A thermolyzed diet increases oxidative stress, plasma α-aldehydes and colonic inflammation in the rat

A thermolyzed diet has the potential of providing exogenous oxidative stress in the form of advanced glycation end-products (AGE) and decreased thiamin. There is then a possibility that it could result in intracellular exposure to α-oxoaldehydes (glyoxal and methylglyoxal (MG)) with metabolic and genetic consequences. Two groups of Fischer 344 rats were fed the following diets: group A was given an AIN93G diet (control diet), while group B was given a thermolyzed AIN93G diet for 77 days. At the end of 77 days TK activity in red blood cells; glyoxal/MG levels in the plasma; glyoxal/MG HI protein adducts and dicarbonyls in the plasma, liver and colon tissues; glutathione levels of whole blood; and oxidative stress/inflammatory markers in the colon were measured.

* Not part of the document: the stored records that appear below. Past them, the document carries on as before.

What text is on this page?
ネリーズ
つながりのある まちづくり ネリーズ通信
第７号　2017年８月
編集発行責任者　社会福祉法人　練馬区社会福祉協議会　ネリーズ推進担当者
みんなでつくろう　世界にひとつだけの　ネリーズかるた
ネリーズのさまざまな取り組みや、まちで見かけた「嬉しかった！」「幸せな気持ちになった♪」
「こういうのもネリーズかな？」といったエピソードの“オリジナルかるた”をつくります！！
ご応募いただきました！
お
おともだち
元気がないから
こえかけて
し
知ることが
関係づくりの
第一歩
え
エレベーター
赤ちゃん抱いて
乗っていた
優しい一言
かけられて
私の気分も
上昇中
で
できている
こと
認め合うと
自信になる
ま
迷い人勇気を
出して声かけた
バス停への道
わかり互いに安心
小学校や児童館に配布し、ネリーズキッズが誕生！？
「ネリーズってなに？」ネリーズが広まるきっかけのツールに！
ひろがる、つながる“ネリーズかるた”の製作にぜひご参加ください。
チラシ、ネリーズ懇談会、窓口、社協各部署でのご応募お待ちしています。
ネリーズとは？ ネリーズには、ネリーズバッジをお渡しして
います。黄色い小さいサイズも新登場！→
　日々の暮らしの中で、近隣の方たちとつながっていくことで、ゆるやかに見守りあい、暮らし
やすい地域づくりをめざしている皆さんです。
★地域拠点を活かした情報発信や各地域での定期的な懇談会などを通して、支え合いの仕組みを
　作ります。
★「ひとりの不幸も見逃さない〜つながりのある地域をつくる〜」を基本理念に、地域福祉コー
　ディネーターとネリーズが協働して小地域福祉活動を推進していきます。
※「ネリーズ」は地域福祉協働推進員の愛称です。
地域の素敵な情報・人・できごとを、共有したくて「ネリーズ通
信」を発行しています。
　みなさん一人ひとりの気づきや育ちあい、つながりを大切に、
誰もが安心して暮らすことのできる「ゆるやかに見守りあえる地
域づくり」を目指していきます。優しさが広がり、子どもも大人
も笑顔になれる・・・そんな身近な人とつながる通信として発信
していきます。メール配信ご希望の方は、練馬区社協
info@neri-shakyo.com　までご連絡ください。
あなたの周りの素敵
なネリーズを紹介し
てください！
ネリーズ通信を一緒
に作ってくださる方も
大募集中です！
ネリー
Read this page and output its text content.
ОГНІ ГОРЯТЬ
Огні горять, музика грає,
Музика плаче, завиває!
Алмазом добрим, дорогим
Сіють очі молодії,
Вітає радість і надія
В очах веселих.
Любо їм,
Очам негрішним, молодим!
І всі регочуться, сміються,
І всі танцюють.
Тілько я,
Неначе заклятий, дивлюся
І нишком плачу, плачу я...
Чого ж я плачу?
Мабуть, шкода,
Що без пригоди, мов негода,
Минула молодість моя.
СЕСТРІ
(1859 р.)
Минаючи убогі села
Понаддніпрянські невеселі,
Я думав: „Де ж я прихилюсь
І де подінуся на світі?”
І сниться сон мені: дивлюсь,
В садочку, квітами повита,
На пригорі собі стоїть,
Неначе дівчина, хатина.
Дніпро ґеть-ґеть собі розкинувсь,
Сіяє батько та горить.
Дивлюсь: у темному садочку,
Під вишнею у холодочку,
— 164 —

The thermolyzed diet resulted in: decreased thiamin status, increased plasma levels of glyoxal/MG and their adducts, increased protein dicarbonyls in the liver and plasma, lowered blood glutathione levels, increased infiltration of macrophages and increased colon nitrotyrosine levels. The thermolyzed diet increased the body burden of AGEs and decreased the thiamin status of the rats. This increased endogenous α-oxoaldehydes and oxidative stress has the potential to injure tissues that have low levels of antioxidant defenses such as the colon.